By 1932 the conflict had taken somewhat definite forms, dividing the party into two more or less amorphous groups that went under the name of “Old Guard” and “Militants.” The “Militants” began, as their name indicates, as primarily opponents of the do-nothing-ism of the Old Guard rather than as political opponents. The conflict, however, soon found its proper channel. This development was given a great impetus when history, for the benefit of the new Socialist generation, once again exposed Social Democracy during the German events in all its revolting corruption, aggravated by senility. The Austrian revolt of 1934 accelerated the discussion on Marxist principles, particularly the discussion on the “road to power.”

By the end of 1935 the “Militants” had gone a long way in political development. Only a fool could fail to see that their cohabitation under one roof with the “Old Guard” was no longer possible. Marxists were forced to ask themselves where this potentially revolutionary force in the S.P would go. With the Seventh Congress of the C.I. in the summer of 1935 and the shedding of the “third period” idiocies, there was a possibility that the Stalinists would intervene in the revolutionary development of the S.P and draw off the bulk of the left wing.
 

Entry of Workers Party

The leadership of the Workers Party, sensitive to the changing currents about them, reacted to this new situation by proposing the entry of the “Trotskyites” into the Socialist Party. This bold step was taken in the spring of 1936 and, not accidentally, coincided with the departure of the “Old Guard” at the national convention in May.

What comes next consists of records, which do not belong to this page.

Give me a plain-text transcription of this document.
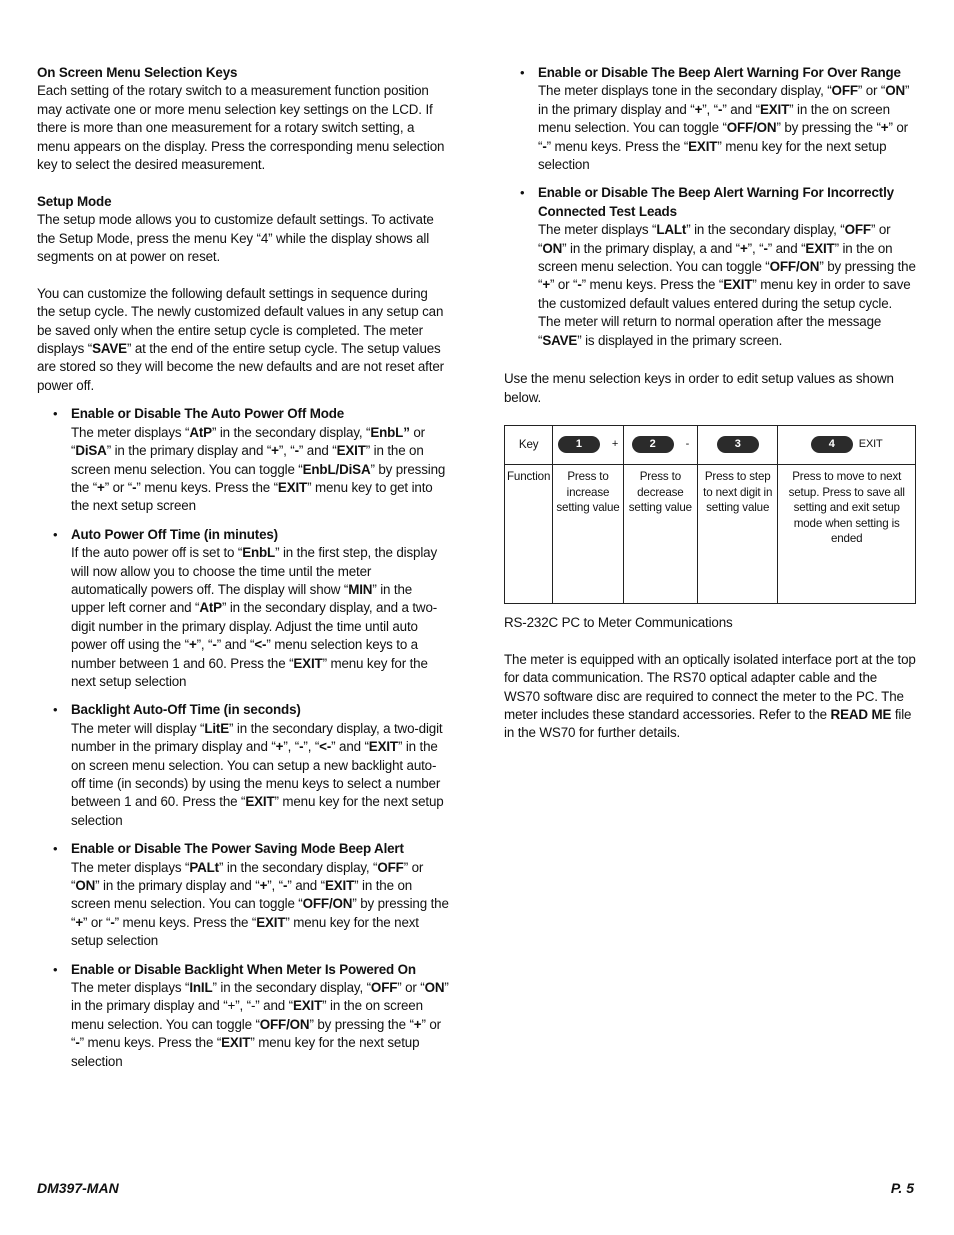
On Screen Menu Selection Keys

Each setting of the rotary switch to a measurement function position may activate one or more menu selection key settings on the LCD. If there is more than one measurement for a rotary switch setting, a menu appears on the display. Press the corresponding menu selection key to select the desired measurement.

Setup Mode

The setup mode allows you to customize default settings. To activate the Setup Mode, press the menu Key “4” while the display shows all segments on at power on reset.

You can customize the following default settings in sequence during the setup cycle. The newly customized default values in any setup can be saved only when the entire setup cycle is completed. The meter displays “SAVE” at the end of the entire setup cycle. The setup values are stored so they will become the new defaults and are not reset after power off.

• Enable or Disable The Auto Power Off Mode
The meter displays “AtP” in the secondary display, “EnbL” or “DiSA” in the primary display and “+”, “-” and “EXIT” in the on screen menu selection. You can toggle “EnbL/DiSA” by pressing the “+” or “-” menu keys. Press the “EXIT” menu key to get into the next setup screen
• Auto Power Off Time (in minutes)
If the auto power off is set to “EnbL” in the first step, the display will now allow you to choose the time until the meter automatically powers off. The display will show “MIN” in the upper left corner and “AtP” in the secondary display, and a two-digit number in the primary display. Adjust the time until auto power off using the “+”, “-” and “<-” menu selection keys to a number between 1 and 60. Press the “EXIT” menu key for the next setup selection
• Backlight Auto-Off Time (in seconds)
The meter will display “LitE” in the secondary display, a two-digit number in the primary display and “+”, “-”, “<-” and “EXIT” in the on screen menu selection. You can setup a new backlight auto-off time (in seconds) by using the menu keys to select a number between 1 and 60. Press the “EXIT” menu key for the next setup selection
• Enable or Disable The Power Saving Mode Beep Alert
The meter displays “PALt” in the secondary display, “OFF” or “ON” in the primary display and “+”, “-” and “EXIT” in the on screen menu selection. You can toggle “OFF/ON” by pressing the “+” or “-” menu keys. Press the “EXIT” menu key for the next setup selection
• Enable or Disable Backlight When Meter Is Powered On
The meter displays “InIL” in the secondary display, “OFF” or “ON” in the primary display and “+”, “-” and “EXIT” in the on screen menu selection. You can toggle “OFF/ON” by pressing the “+” or “-” menu keys. Press the “EXIT” menu key for the next setup selection
• Enable or Disable The Beep Alert Warning For Over Range
The meter displays tone in the secondary display, “OFF” or “ON” in the primary display and “+”, “-” and “EXIT” in the on screen menu selection. You can toggle “OFF/ON” by pressing the “+” or “-” menu keys. Press the “EXIT” menu key for the next setup selection
• Enable or Disable The Beep Alert Warning For Incorrectly Connected Test Leads
The meter displays “LALt” in the secondary display, “OFF” or “ON” in the primary display, a and “+”, “-” and “EXIT” in the on screen menu selection. You can toggle “OFF/ON” by pressing the “+” or “-” menu keys. Press the “EXIT” menu key in order to save the customized default values entered during the setup cycle. The meter will return to normal operation after the message “SAVE” is displayed in the primary screen.

Use the menu selection keys in order to edit setup values as shown below.

Key	1 +	2 -	3	4 EXIT
Function	Press to increase setting value	Press to decrease setting value	Press to step to next digit in setting value	Press to move to next setup. Press to save all setting and exit setup mode when setting is ended

RS-232C PC to Meter Communications

The meter is equipped with an optically isolated interface port at the top for data communication. The RS70 optical adapter cable and the WS70 software disc are required to connect the meter to the PC. The meter includes these standard accessories. Refer to the READ ME file in the WS70 for further details.

DM397-MAN	P. 5
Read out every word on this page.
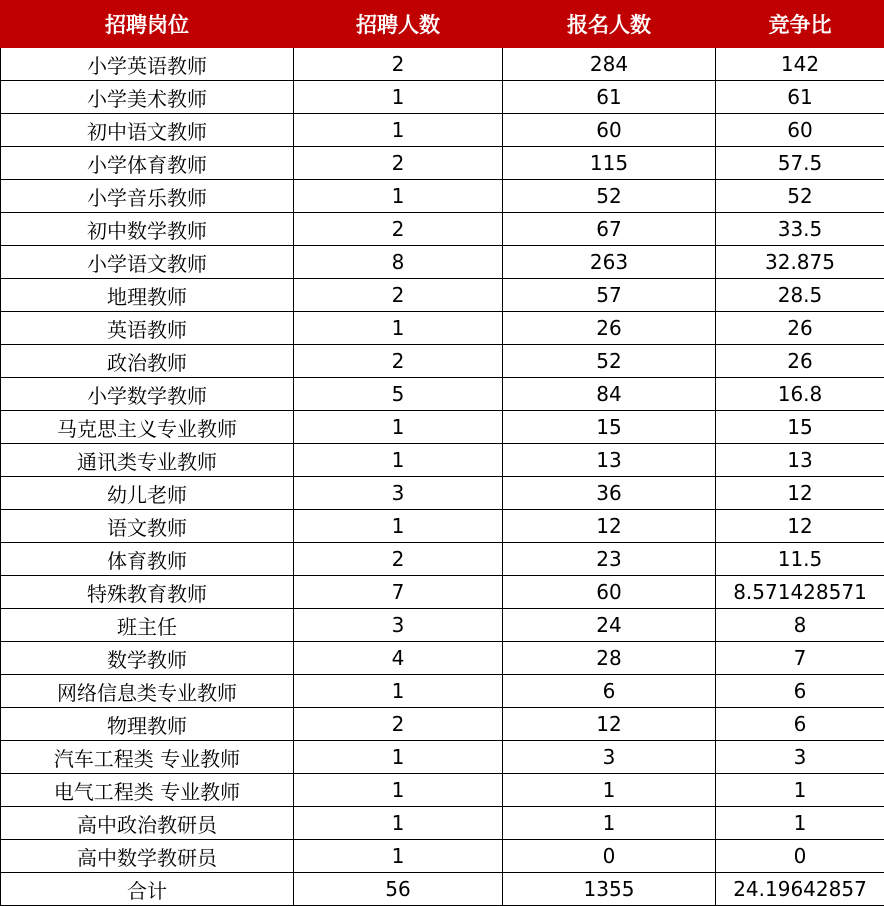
招聘岗位	招聘人数	报名人数	竞争比
小学英语教师	2	284	142
小学美术教师	1	61	61
初中语文教师	1	60	60
小学体育教师	2	115	57.5
小学音乐教师	1	52	52
初中数学教师	2	67	33.5
小学语文教师	8	263	32.875
地理教师	2	57	28.5
英语教师	1	26	26
政治教师	2	52	26
小学数学教师	5	84	16.8
马克思主义专业教师	1	15	15
通讯类专业教师	1	13	13
幼儿老师	3	36	12
语文教师	1	12	12
体育教师	2	23	11.5
特殊教育教师	7	60	8.571428571
班主任	3	24	8
数学教师	4	28	7
网络信息类专业教师	1	6	6
物理教师	2	12	6
汽车工程类 专业教师	1	3	3
电气工程类 专业教师	1	1	1
高中政治教研员	1	1	1
高中数学教研员	1	0	0
合计	56	1355	24.19642857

Even before the final split with the “Old Guard,” political differentiations were taking place in the “Militant” group. A right wing under Altman played the role of obscuring the political nature of the struggle and re-echoing the political line of the Stalinists, even to opposing the entry of the Workers Party. The grouping opposed to Altman was composed of Party groups in New York and Chicago and the majority of the Y.P.S.L. The publication of the Socialist Appeal in Chicago under the editorship of Albert Goldman resulted in a clarification among the left wing “Militants” and the beginning of a separation between those genuinely concerned with the building of a revolutionary party and the centrists who followed the leadership of Herbert Zam and Gus Tyler.
 

Revolutionists Unite

As a result of the preparatory work of the Socialist Appeal, a revolutionary nucleus was developed that readily merged with the Bolshevik current from the former Workers Party. These “native” Socialists proved the link by means of which increasing numbers of left wing Socialists were drawn to the Fourth Internationalist current until the alarmed bureaucracy took steps to expel the revolutionists from the party. The dead hulk of the S.P. today is visual evidence of the ability of the Bolshevik current to draw the revolutionary elements to itself.

Common principles and common experiences have long ago obliterated all differences between former S.P.ers, and the original “Trotskyite” core. Like the Bolshevik Party, we have cemented the revolutionary elements from diverse currents into one unit, prepared for ideological struggle against our enemies on a greater scale – the struggle for the leadership of the American working class.